REVIEW - xDefiant is a solid but unremarkable effort that lacks meaningful differentiation

Overpowered goggles.

By Jonathan Garrett
28/05/24
Reviewed on Xbox Series X.

xDefiant is a smart conceptual play from Ubisoft. Leveraging their substantial and well supported IP in a fast paced, COD-esque shooter is a great way to turn heads in an era when the same selection of previous gen titles have captured the lions share of ongoing play. Unfortunately, the end result is a game that skews far too closely to its counterparts, with a lack of a meaningful iteration that feels hollow.

There are some redeeming qualities to be found here. The three lane map design is largely a winner, and a wonderful antidote to COD’s recent painful obsession with intricate death boxes populated by endless peaking spots. xDefiant will make you feel as though you’re being outplayed by skill rather than camping, with character visibility and hit detection that appears more consistent than most.

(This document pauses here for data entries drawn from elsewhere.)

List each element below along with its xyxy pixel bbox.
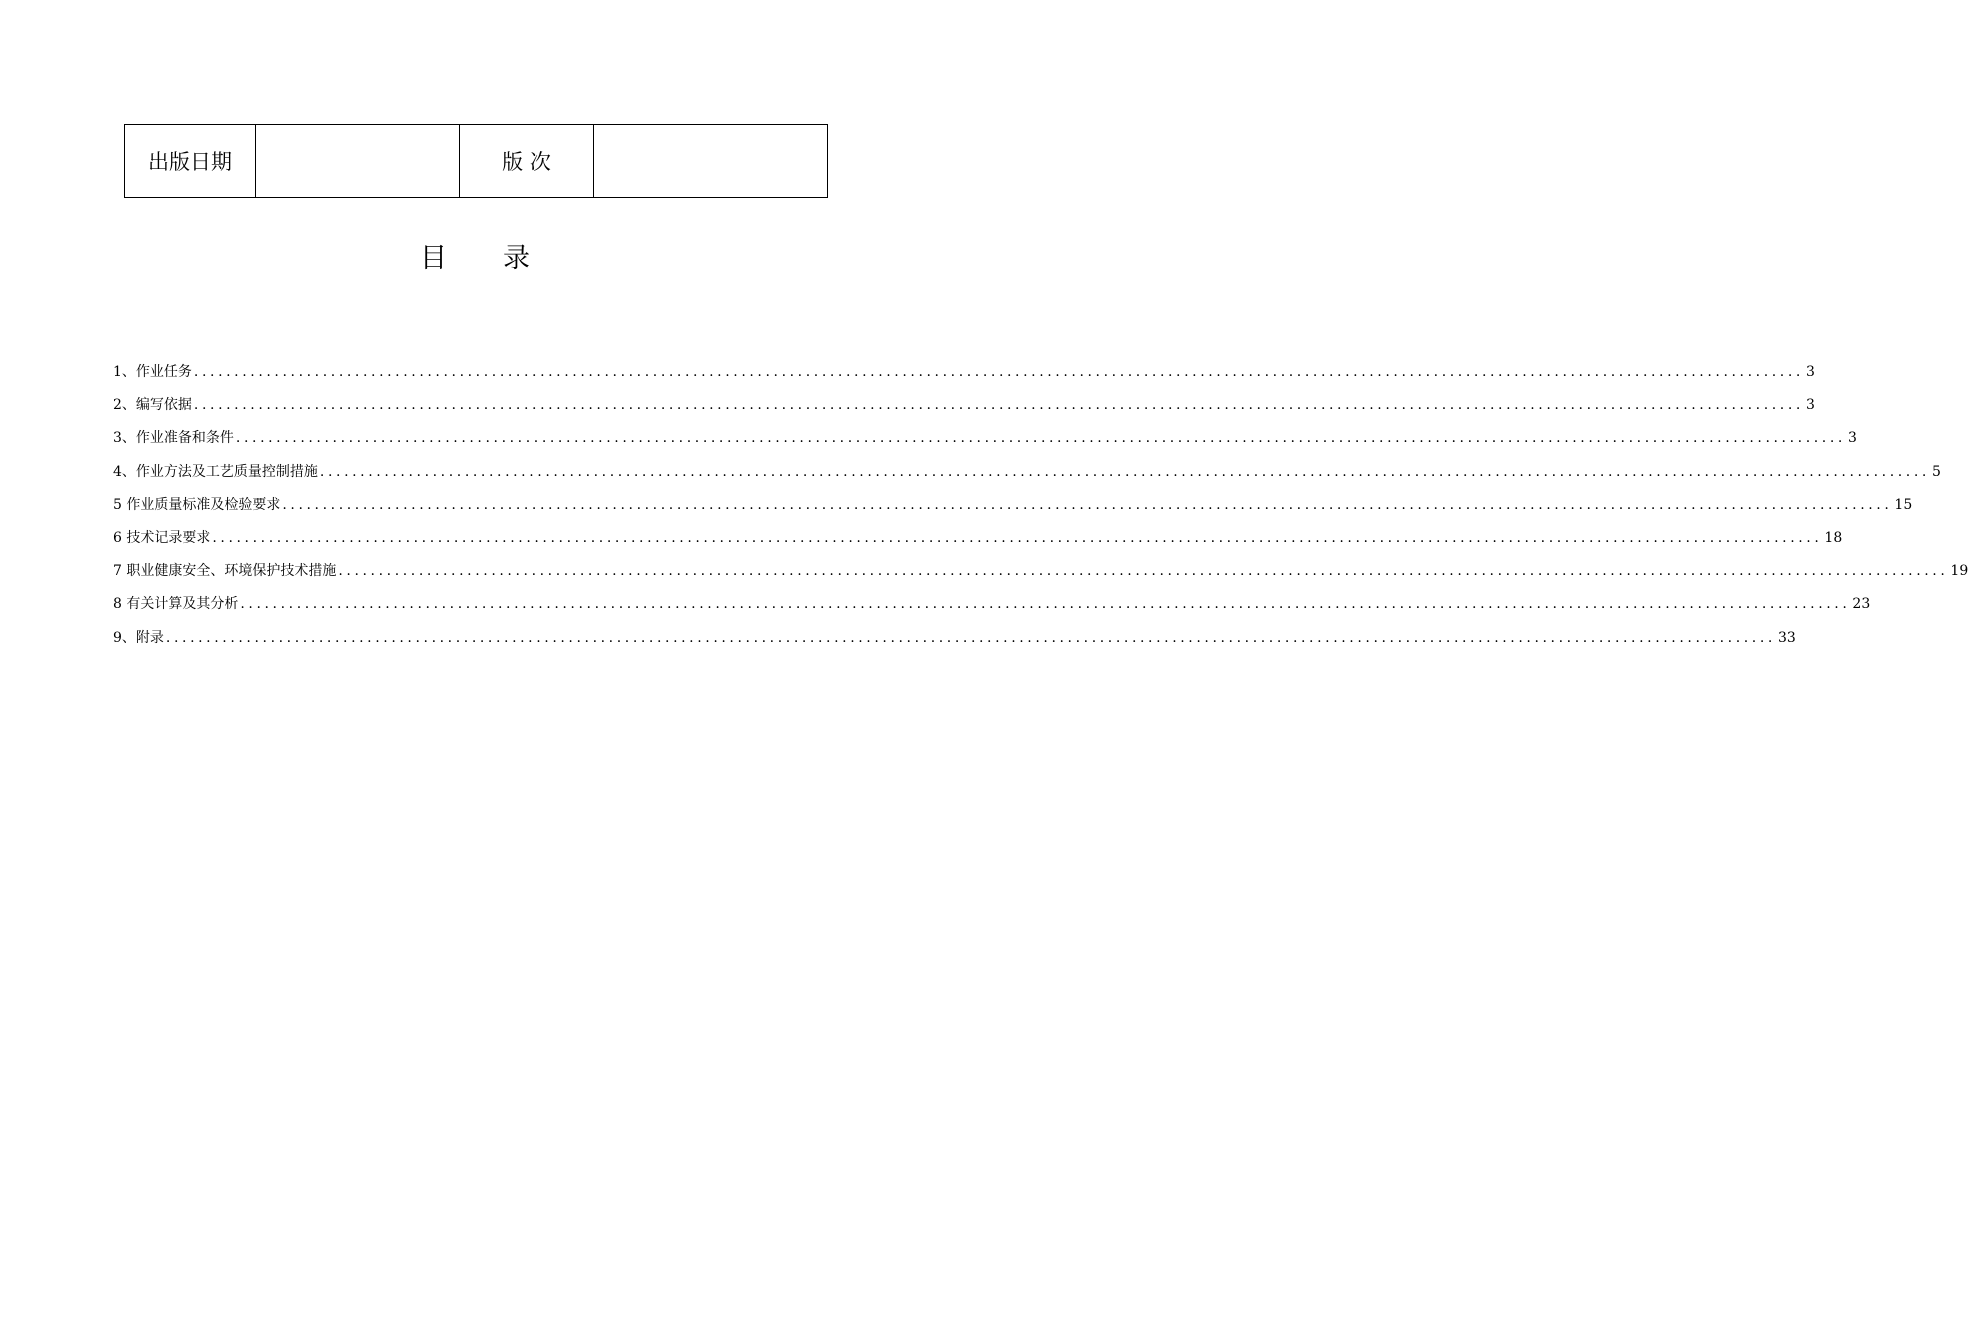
toc-entry[interactable] <box>113 594 1871 627</box>
publish-date-value <box>256 125 460 198</box>
publish-date-label: 出版日期 <box>125 125 256 198</box>
toc-entry[interactable] <box>113 462 1941 495</box>
toc-entry[interactable] <box>113 628 1796 661</box>
toc-leader-dots: ........................................................................................................................................................................................................ <box>338 563 1949 580</box>
toc-entry-page: 15 <box>1894 496 1913 513</box>
toc-entry-page: 33 <box>1777 629 1796 646</box>
toc-entry-page: 3 <box>1805 364 1815 380</box>
toc-entry-label: 7 职业健康安全、环境保护技术措施 <box>113 563 337 580</box>
table-of-contents <box>113 362 1968 661</box>
toc-leader-dots: ........................................................................................................................................................................................................ <box>282 496 1893 513</box>
toc-leader-dots: ........................................................................................................................................................................................................ <box>165 629 1776 646</box>
toc-leader-dots: ........................................................................................................................................................................................................ <box>193 397 1804 414</box>
toc-entry[interactable] <box>113 395 1815 428</box>
toc-entry[interactable] <box>113 561 1968 594</box>
toc-entry-label: 3、作业准备和条件 <box>113 430 234 447</box>
toc-entry-label: 2、编写依据 <box>113 397 192 414</box>
toc-entry-page: 3 <box>1847 430 1857 447</box>
toc-entry[interactable] <box>113 362 1815 395</box>
toc-leader-dots: ........................................................................................................................................................................................................ <box>235 430 1846 447</box>
toc-entry-page: 23 <box>1852 596 1871 613</box>
toc-entry-label: 5 作业质量标准及检验要求 <box>113 496 281 513</box>
toc-entry-page: 5 <box>1931 463 1941 480</box>
publication-info-table <box>124 124 828 198</box>
toc-entry[interactable] <box>113 528 1843 561</box>
toc-entry-label: 6 技术记录要求 <box>113 529 211 546</box>
toc-entry[interactable] <box>113 495 1913 528</box>
toc-leader-dots: ........................................................................................................................................................................................................ <box>193 364 1804 380</box>
edition-value <box>594 125 828 198</box>
toc-entry-label: 9、附录 <box>113 629 164 646</box>
toc-entry[interactable] <box>113 428 1857 461</box>
toc-entry-page: 19 <box>1950 563 1968 580</box>
toc-entry-page: 18 <box>1824 529 1843 546</box>
toc-entry-label: 8 有关计算及其分析 <box>113 596 239 613</box>
toc-title: 目录 <box>420 243 586 274</box>
toc-leader-dots: ........................................................................................................................................................................................................ <box>212 529 1823 546</box>
toc-leader-dots: ........................................................................................................................................................................................................ <box>319 463 1930 480</box>
edition-label: 版 次 <box>460 125 594 198</box>
toc-entry-label: 4、作业方法及工艺质量控制措施 <box>113 463 318 480</box>
toc-leader-dots: ........................................................................................................................................................................................................ <box>240 596 1851 613</box>
toc-entry-label: 1、作业任务 <box>113 364 192 380</box>
toc-entry-page: 3 <box>1805 397 1815 414</box>
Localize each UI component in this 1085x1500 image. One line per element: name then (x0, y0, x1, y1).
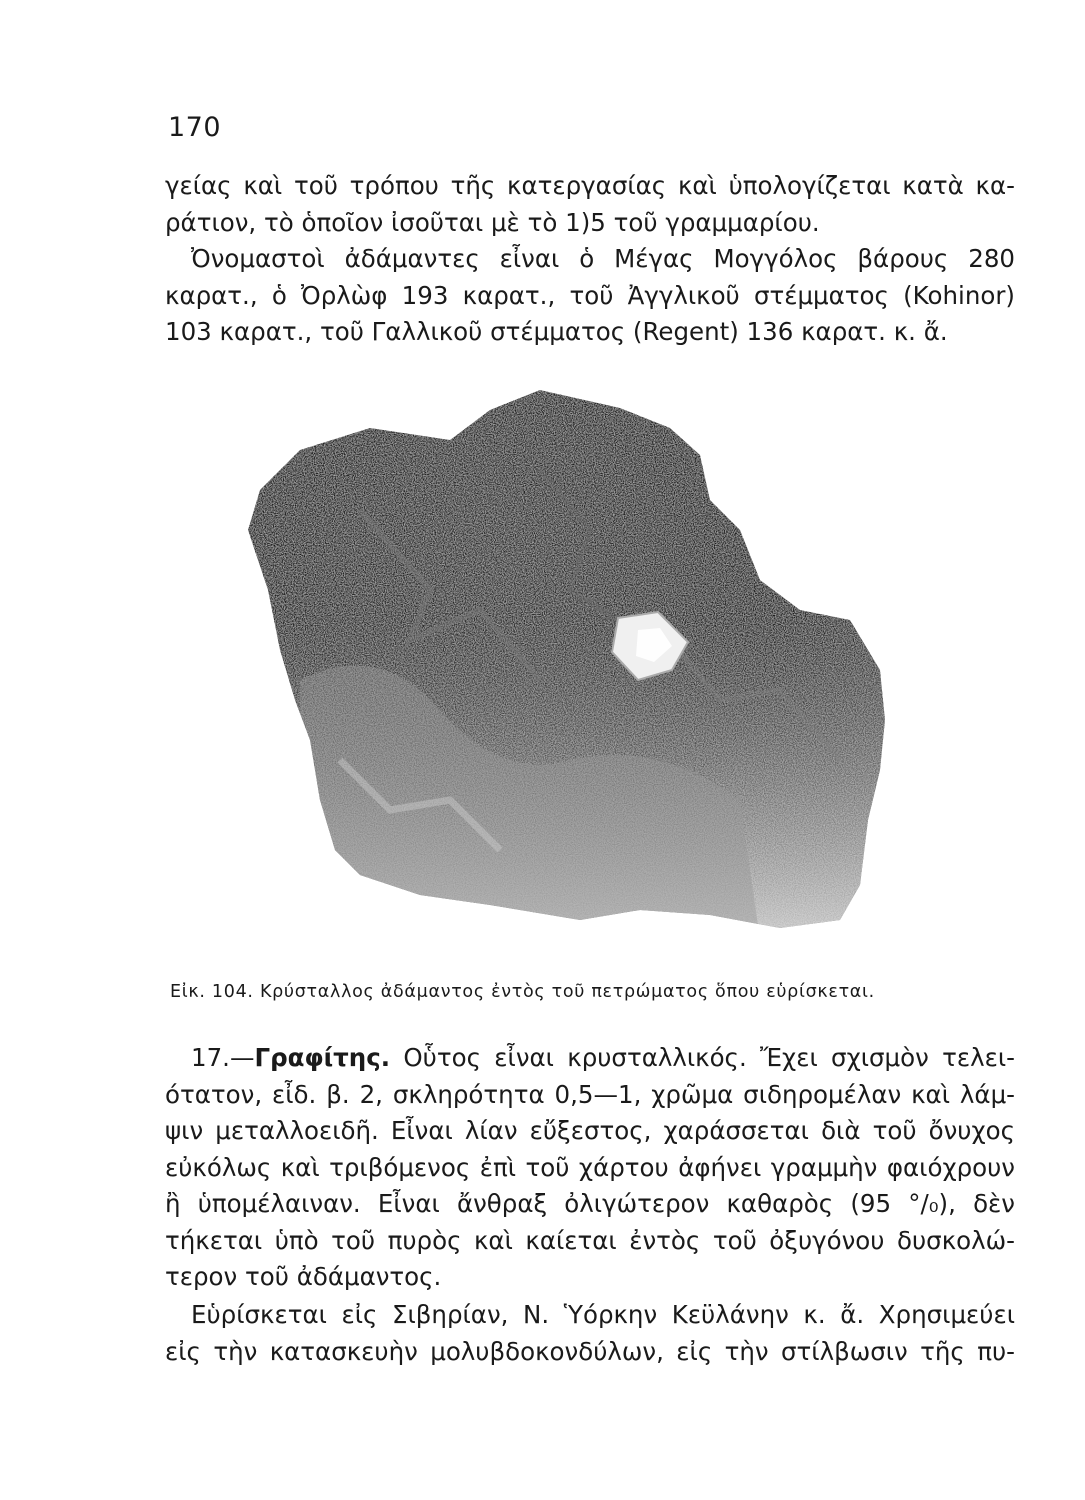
text-line: ότατον, εἶδ. β. 2, σκληρότητα 0,5—1, χρῶμα σιδηρομέλαν καὶ λάμ- (165, 1079, 1015, 1109)
text-line: καρατ., ὁ Ὀρλὼφ 193 καρατ., τοῦ Ἀγγλικοῦ στέμματος (Kohinor) (165, 280, 1015, 310)
text-line: εὐκόλως καὶ τριβόμενος ἐπὶ τοῦ χάρτου ἀφήνει γραμμὴν φαιόχρουν (165, 1152, 1015, 1182)
last-paragraph (165, 1297, 1015, 1370)
text-line: Εὑρίσκεται εἰς Σιβηρίαν, Ν. Ὑόρκην Κεϋλάνην κ. ἄ. Χρησιμεύει (191, 1300, 1015, 1329)
page-number: 170 (168, 112, 222, 143)
text-line: Ὀνομαστοὶ ἀδάμαντες εἶναι ὁ Μέγας Μογγόλος βάρους 280 (191, 244, 1015, 273)
text-line: τήκεται ὑπὸ τοῦ πυρὸς καὶ καίεται ἐντὸς τοῦ ὀξυγόνου δυσκολώ- (165, 1225, 1015, 1255)
text-line: γείας καὶ τοῦ τρόπου τῆς κατεργασίας καὶ ὑπολογίζεται κατὰ κα- (165, 171, 1015, 200)
section-graphite (165, 1040, 1015, 1296)
text-line: τερον τοῦ ἀδάμαντος. (165, 1262, 442, 1291)
section-first-line-text: Οὗτος εἶναι κρυσταλλικός. Ἔχει σχισμὸν τελει- (390, 1043, 1015, 1072)
figure-caption: Εἰκ. 104. Κρύσταλλος ἀδάμαντος ἐντὸς τοῦ πετρώματος ὅπου εὑρίσκεται. (170, 982, 875, 1002)
text-line: εἰς τὴν κατασκευὴν μολυβδοκονδύλων, εἰς τὴν στίλβωσιν τῆς πυ- (165, 1336, 1015, 1366)
section-number: 17.— (191, 1043, 255, 1072)
top-paragraph (165, 168, 1015, 351)
text-line: ράτιον, τὸ ὁποῖον ἰσοῦται μὲ τὸ 1)5 τοῦ γραμμαρίου. (165, 207, 820, 237)
text-line: ἢ ὑπομέλαιναν. Εἶναι ἄνθραξ ὀλιγώτερον καθαρὸς (95 °/₀), δὲν (165, 1189, 1015, 1218)
text-line: 103 καρατ., τοῦ Γαλλικοῦ στέμματος (Regent) 136 καρατ. κ. ἄ. (165, 317, 948, 346)
text-line: ψιν μεταλλοειδῆ. Εἶναι λίαν εὔξεστος, χαράσσεται διὰ τοῦ ὄνυχος (165, 1116, 1015, 1145)
section-first-line (165, 1040, 1015, 1077)
diamond-in-rock-photo (240, 380, 900, 940)
section-term: Γραφίτης. (254, 1043, 391, 1072)
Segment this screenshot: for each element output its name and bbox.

Character abilities are generally secondary to the gun play, with a significant build up required for most ultimate moves to be unleashed. A couple of the classes could do with some balance tweaks (curse you intel suit!) but moment to moment it’s more about controlling sightlines and playing the objective. The absence of killstreaks ensures that higher level players are primarily serving the teams goals rather than their own stats.

But if you put in the hours, the cracks begin to reveal themselves. Performance is solid but the visuals are lacklustre. Given that they’re using the Snowdrop Engine, which powers the sumptuous Division titles, this feels like an odd step back. It looks like a previous gen game, which is even more egregious since it’s current gen only.

Three of the five available game modes are variations on zone control, with the others replicating Overwatch’s Escort and Modern Warfare’s Kill Confirmed. The lack of meaningful differentiation is particularly apparent, and extends to the challenges, menu design, and overall feel. xDefiant is competent in the areas that matter, but there’s not enough in here right now to justifiably tear you away from other things.

That drill is as satisfying and crunchy to use as it looks.

WORTH IT?

At the bottom of every game review, we ask the question: Worth it? And the answer is either “Yeah!” or “Nah”, followed by a comment that sums up how we feel. In order to provide more information, we also have “And” or “But”, which follows up our rating with further clarification, additional context for a game we love, or perhaps a redeeming quality for a game we didn’t like.

NAH.

xDefiant is a by the numbers shooter that doesn’t do enough to carve its own identity.

BUT

If you’re looking for something to replace Call of Duty multiplayer, the map design is certainly an improvement.


TARPS?

At the bottom of some of our articles, you’ll see a series of absurd looking images (with equally stupid, in joke laden names). These are the TARP badges, which represent our ‘Totally Accurate Rating Platform’. They allow us to identify specific things, recognise positive or negative aspects of a games design, and generally indulge our consistent silliness with some visual tomfoolery.